La femme et le Sanctuaire
La première expression de cette révélation Divine dans le monde entier se manifesta dans le Gan Eden, dont la Torah nous dit qu’y résidaient Adam, ‘Hava et la Présence de D.ieu. Cependant, le monde n’était pas prêt. Comme nous le savons, Adam et ‘Hava consommèrent le fruit de la connaissance du bien et du mal et la conséquence en fut que la Présence Divine se cacha. Les fautes des générations suivantes, comme le meurtre de Abel par Caïn, ne firent que la dissimuler encore davantage. Toutefois, avec Avraham commença le processus de retour sur terre de la Présence de D.ieu, qui se poursuivit avec Its’hak, Yaakov et les générations suivantes.
A la septième génération après Avraham, survint Moché. Nos Sages nous indiquent que les «septièmes» ont beaucoup de chances et de succès. Et en effet, cela se vérifie avec les accomplissements de Moché. Ce fut lui qui permit la réalisation du premier objectif de la Création par la manifestation de D.ieu dans le Michkan et tout particulièrement dans le Kodech Hakodachim. Les étapes suivantes allaient se révéler dans le premier Temple, dans le second Temple et finalement dans le troisème Temple, à Jérusalem.
Le fait que la Présence Divine réside dans le Saint des Saints n’est pas indépendant de la vie de chacun d’entre nous, comme nous l’avons vu précédemment. Nous lisons dans la Paracha : «Ils me feront un Sanctuaire et Je résiderai parmi eux», c'est-à-dire en chacun de nous.
Le Rabbi souligne que les femmes jouèrent un rôle particulièrement significatif dans la construction du Michkan. Elles manifestèrent un très grand enthousiasme, y contribuant en offrant de l’or, de l’argent, du cuivre, des pierres précieuses, des laines teintes, du lin.
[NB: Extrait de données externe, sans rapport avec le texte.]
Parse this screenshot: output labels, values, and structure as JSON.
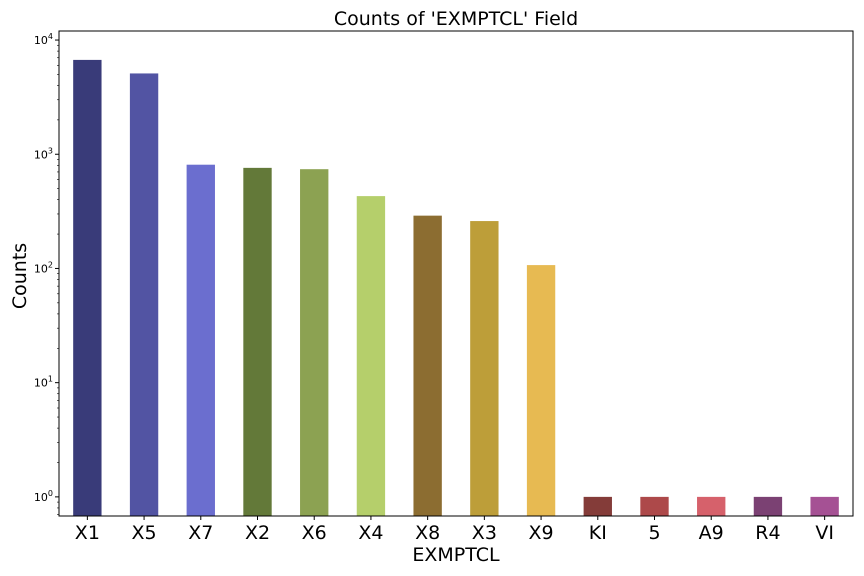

Elles apportèrent également leur aide par d’artistiques travaux de tissage. Il est à noter que les femmes avaient refusé catégoriquement de participer à l’érection du veau d’or, antithèse même de tout ce qui s’exprimait dans le Michkan.
De nos jours aussi, la femme joue un rôle essentiel dans la création de notre Sanctuaire personnel : la maison Juive. La force spirituelle de la femme peut se comprendre par l’idée de la Cabbale selon laquelle la femme a un lien avec le septième attribut divin : la Royauté, qui implique la perfection et l’accomplissement dans le monde concret. En d’autres termes, la femme possède une sensibilité attribuée par D.ieu qui lui permet de reconnaître le positif et le saint dans ce qui convient d’encourager et l’inverse.
Bien évidemment, cette sensibilité doit être nourrie par l’étude personnelle de la Torah et la pratique des Mitsvot.
Et c’est ainsi que les femmes avec leurs époux et leur famille pourront révéler la Présence Divine dans leur maison, dans leur environnement et d’une manière générale ce qui nous mènera au troisième Temple d’où l’humanité entière percevra D.ieu.